Родные присматривались к ней не то чтобы со страхом, но настороженно: она ли? Или обращение в Марушиного пса не оставило в ней и крупицы прежней Олянки? Они не решались приблизиться, боялись обнять, но в глубине глаз теплилась надежда. Олянка не настаивала на объятиях, видя, что им непривычно и боязно. Но хотя бы не отворачивались, не гнали, не травили собаками — и на том спасибо.
Еды в доме было мало: навии опустошили кладовку. Только сухари остались, сушёные грибы, морковка да немного старого, поеденного жучками пшена.
— Грибы они не взяли, от наших грибов у них несварение, — усмехнулся Любимко.
Младшая сестрёнка Достава хворала.
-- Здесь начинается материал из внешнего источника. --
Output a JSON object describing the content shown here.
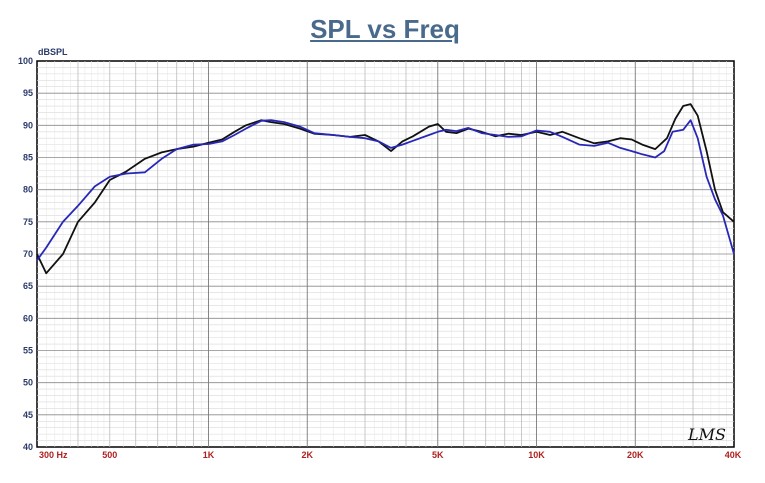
{
  "chart_data": {
    "type": "line",
    "title": "SPL vs Freq",
    "ylabel": "dBSPL",
    "xlabel": "",
    "xscale": "log",
    "xlim": [
      300,
      40000
    ],
    "ylim": [
      40,
      100
    ],
    "grid": true,
    "y_ticks": [
      "100",
      "95",
      "90",
      "85",
      "80",
      "75",
      "70",
      "65",
      "60",
      "55",
      "50",
      "45",
      "40"
    ],
    "x_ticks": [
      {
        "value": 300,
        "label": "300 Hz"
      },
      {
        "value": 500,
        "label": "500"
      },
      {
        "value": 1000,
        "label": "1K"
      },
      {
        "value": 2000,
        "label": "2K"
      },
      {
        "value": 5000,
        "label": "5K"
      },
      {
        "value": 10000,
        "label": "10K"
      },
      {
        "value": 20000,
        "label": "20K"
      },
      {
        "value": 40000,
        "label": "40K"
      }
    ],
    "series": [
      {
        "color": "#111111",
        "x": [
          300,
          320,
          360,
          400,
          450,
          500,
          560,
          640,
          720,
          800,
          900,
          1000,
          1100,
          1200,
          1300,
          1450,
          1550,
          1700,
          1900,
          2100,
          2400,
          2700,
          3000,
          3300,
          3600,
          3900,
          4200,
          4700,
          5000,
          5300,
          5700,
          6200,
          6800,
          7500,
          8200,
          9000,
          10000,
          11000,
          12000,
          13500,
          15000,
          16500,
          18000,
          19500,
          21000,
          23000,
          25000,
          26500,
          28000,
          29500,
          31000,
          33000,
          35000,
          37000,
          40000
        ],
        "y": [
          70,
          67,
          70,
          75,
          78,
          81.5,
          82.8,
          84.8,
          85.8,
          86.3,
          86.7,
          87.3,
          87.8,
          89,
          90,
          90.8,
          90.5,
          90.2,
          89.5,
          88.7,
          88.5,
          88.2,
          88.5,
          87.5,
          86,
          87.5,
          88.3,
          89.8,
          90.2,
          89,
          88.8,
          89.5,
          89,
          88.3,
          88.7,
          88.5,
          89,
          88.5,
          89,
          88,
          87.2,
          87.5,
          88,
          87.8,
          87,
          86.3,
          88,
          91,
          93,
          93.3,
          91.5,
          86,
          80,
          76.5,
          75
        ]
      },
      {
        "color": "#2828b8",
        "x": [
          300,
          320,
          360,
          400,
          450,
          500,
          560,
          640,
          720,
          800,
          900,
          1000,
          1100,
          1200,
          1300,
          1450,
          1550,
          1700,
          1900,
          2100,
          2400,
          2700,
          3000,
          3300,
          3600,
          3900,
          4200,
          4700,
          5000,
          5300,
          5700,
          6200,
          6800,
          7500,
          8200,
          9000,
          10000,
          11000,
          12000,
          13500,
          15000,
          16500,
          18000,
          19500,
          21000,
          23000,
          24500,
          26000,
          28000,
          29500,
          31000,
          33000,
          35000,
          37000,
          40000
        ],
        "y": [
          69,
          71,
          75,
          77.5,
          80.5,
          82,
          82.5,
          82.7,
          84.8,
          86.3,
          87,
          87.1,
          87.5,
          88.5,
          89.5,
          90.7,
          90.8,
          90.5,
          89.8,
          88.8,
          88.5,
          88.2,
          88,
          87.5,
          86.5,
          87,
          87.6,
          88.5,
          89,
          89.3,
          89.1,
          89.6,
          88.8,
          88.5,
          88.2,
          88.3,
          89.2,
          89,
          88.2,
          87,
          86.8,
          87.3,
          86.5,
          86,
          85.5,
          85,
          86,
          89,
          89.3,
          90.8,
          88,
          82,
          78.5,
          76,
          70
        ]
      }
    ],
    "annotations": [
      "LMS"
    ]
  }
}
Слыша надсадный детский кашель, Олянка хмурилась, дёргались струнки в душе: помочь, вылечить!..
— Как занемогла она у нас в начале осени, так всё никак не может выздороветь, — вздохнула матушка.
— Жаль, то снадобье кончилось давно, — глухо промолвил Любимко. — А как было бы кстати... Оно ведь меня исцелило.
Он сидел за столом, вцепившись себе в волосы руками, убитый новостью о смерти матушки Вестины. Видно, сокрушался, что не было его там... Но что он мог сделать? Наверняка погиб бы, защищая матушку, а потом навии всё равно бы и до неё добрались.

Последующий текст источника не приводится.